Up Close: The Effect of the Unnoticed

When it comes to camera work, I'm sure that most people are familiar with the idea that moving in close to things causes them to become less recognizable. Without context, when objects are not seen in their entirety and a complete picture of what we are capturing lies outside our visual field, things like surface details and textures (and their various relationships) take on greater importance. Pushed to its extreme, this lack of information allows these secondary features to become preeminent and the object's original form, along with its familiar meaning is lost, reduced to one that is purely visual, purely abstract.

In thinking about this, I began to wonder if contemporary art - its rhythms, textures, linear qualities, color relationships, even symbolism may have hidden unconscious sources that impact our creativity in deeper, more fundamental ways than we currently suspect. Unlike its scientific cousin, microscopic photography, this approach differs in that the limitations it is designed to overcome are not physical, but psychological.
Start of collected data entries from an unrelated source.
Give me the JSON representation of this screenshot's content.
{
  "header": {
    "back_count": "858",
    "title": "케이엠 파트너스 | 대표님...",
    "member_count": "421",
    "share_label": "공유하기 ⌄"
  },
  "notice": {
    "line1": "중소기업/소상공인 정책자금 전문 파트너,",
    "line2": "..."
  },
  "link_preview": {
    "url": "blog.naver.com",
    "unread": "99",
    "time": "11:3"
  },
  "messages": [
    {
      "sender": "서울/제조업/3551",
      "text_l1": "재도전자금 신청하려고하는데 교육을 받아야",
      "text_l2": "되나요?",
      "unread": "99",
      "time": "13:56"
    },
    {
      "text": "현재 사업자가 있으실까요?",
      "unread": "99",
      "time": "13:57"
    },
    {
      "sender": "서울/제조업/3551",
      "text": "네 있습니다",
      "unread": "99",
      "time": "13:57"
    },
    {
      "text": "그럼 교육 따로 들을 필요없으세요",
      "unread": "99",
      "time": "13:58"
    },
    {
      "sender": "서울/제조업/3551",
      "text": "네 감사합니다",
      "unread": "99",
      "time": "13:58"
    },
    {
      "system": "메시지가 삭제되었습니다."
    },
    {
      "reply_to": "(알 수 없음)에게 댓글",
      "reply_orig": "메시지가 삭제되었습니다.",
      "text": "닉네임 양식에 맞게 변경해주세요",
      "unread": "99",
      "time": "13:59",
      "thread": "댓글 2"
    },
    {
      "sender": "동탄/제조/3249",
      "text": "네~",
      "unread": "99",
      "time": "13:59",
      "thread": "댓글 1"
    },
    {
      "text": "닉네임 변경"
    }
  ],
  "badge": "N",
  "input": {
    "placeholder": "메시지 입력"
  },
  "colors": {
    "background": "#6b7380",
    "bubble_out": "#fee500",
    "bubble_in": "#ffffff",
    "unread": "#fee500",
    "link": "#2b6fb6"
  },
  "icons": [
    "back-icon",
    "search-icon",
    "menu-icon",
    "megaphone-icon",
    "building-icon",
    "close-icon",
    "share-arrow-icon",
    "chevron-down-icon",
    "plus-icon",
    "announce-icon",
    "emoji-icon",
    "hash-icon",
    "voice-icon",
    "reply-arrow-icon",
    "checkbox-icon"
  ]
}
What we are seeing is not beyond the range of human vision (objects at this scale can be seen) but are merely things so small or (perhaps more importantly) so common they are rarely noticed, almost universally overlooked. This idea is borne out when we when we examine the disconnect between the picture's subject matter and their titles.

There's a definite sense of surprise we experience when, after being confronted by these photo's almost indecipherable content, we read their titles and suddenly realize what we've been looking at all along. We're struck by the realization that the beauty of objects we're viewing seems unfamiliar, almost alien, not because we've never seen them (we know we have) but because they inhabit a place beneath the range of our usual visual cues.They have gone unnoticed, again, not because we don't see, but because we don't look. And yet, despite this, they nevertheless retain a curious unconscious presence.

With this in mind, through a series of photographs specifically related to painting and drawing, I have attempted to "read between the lines" of our aesthetic sensibilities. I wanted to show how these hidden influences may be quietly working to inform many of our modern ideas of beauty - what we consider aesthetically "worthwhile." The look of a pencil line is not so very different from thin scratches in stone, or cracks on the surface of old wood, or those found in a pane of broken glass. The texture of aged concrete has much the same look as the built-up paint layers in the spontaneous brushwork of an abstract expressionist canvas. It seemed to me that there were direct direct connections between such objects (ones that were exposed to the effects of time, weather, and accidental events) that could demonstrate this.In a time when so much art is about art (an urge that represents a desire to emulate the accomplishments of our predecessors), the need to explore the notion of essence becomes even greater.